Frequently asked questions

  • What is CJC-1295 without DAC?

    CJC-1295 without DAC — also designated Modified GRF 1-29 — is a synthetic 29-amino acid analog of human growth hormone-releasing hormone (GHRH). It incorporates four amino acid substitutions relative to the native GRF(1-29) sequence to confer resistance to plasma enzymatic degradation, while retaining agonist activity at the pituitary GHRH receptor.

  • How does CJC-1295 without DAC differ from CJC-1295 with DAC?

    CJC-1295 without DAC shares the same four-position tetrasubstituted GRF(1-29) scaffold as the DAC-bearing variant but lacks the C-terminal Drug Affinity Complex (DAC) maleimidopropionyl moiety.

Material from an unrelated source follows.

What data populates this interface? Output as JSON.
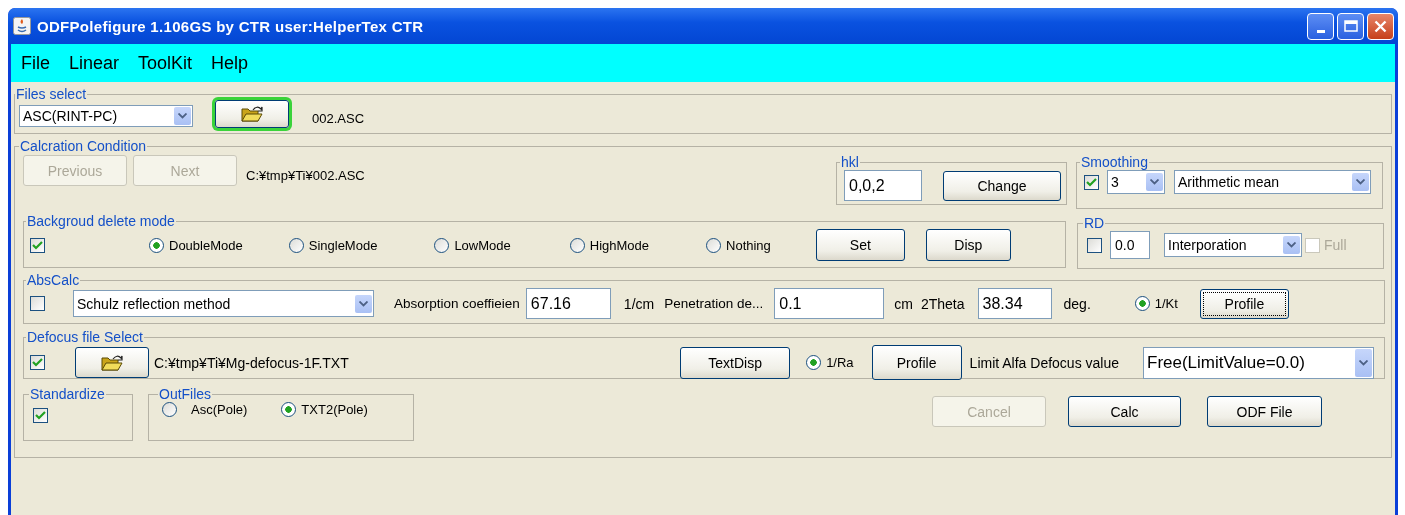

The DAC moiety in CJC-1295 with DAC enables covalent albumin binding that extends plasma half-life to approximately eight days; without it, CJC-1295 without DAC has a plasma half-life on the order of 30 minutes.

  • What is the chemical structure of CJC-1295 without DAC?

    CJC-1295 without DAC is a 29-amino acid synthetic peptide with a molecular weight of approximately 3,367 daltons and an amidated C-terminus. Its four substitutions relative to native hGRF(1-29) are D-Ala at position 2, Gln at position 8, Ala at position 15, and norleucine (Nle) at position 27.

  • Is CJC-1295 without DAC FDA approved?

    CJC-1295 without DAC (Modified GRF 1-29) has not received FDA approval for any therapeutic indication. Its structural predecessor, sermorelin (unmodified hGRF(1-29)), received FDA approval in 1997 under the brand name Geref and was voluntarily withdrawn in 2008 for economic rather than safety reasons. The FDA's Pharmacy Compounding Advisory Committee evaluated CJC-1295 in December 2024 as a candidate bulk drug substance; regulatory determination was ongoing at time of publication.

  • What pharmacological class does CJC-1295 without DAC belong to?

    CJC-1295 without DAC is classified as a growth hormone secretagogue (GHS) acting via the GHRH receptor (GHRH-R) pathway — specifically, a GHRH-R agonist. This distinguishes it mechanistically from a second class of GH secretagogues that act via the GH secretagogue receptor (GHS-R), such as ghrelin mimetics.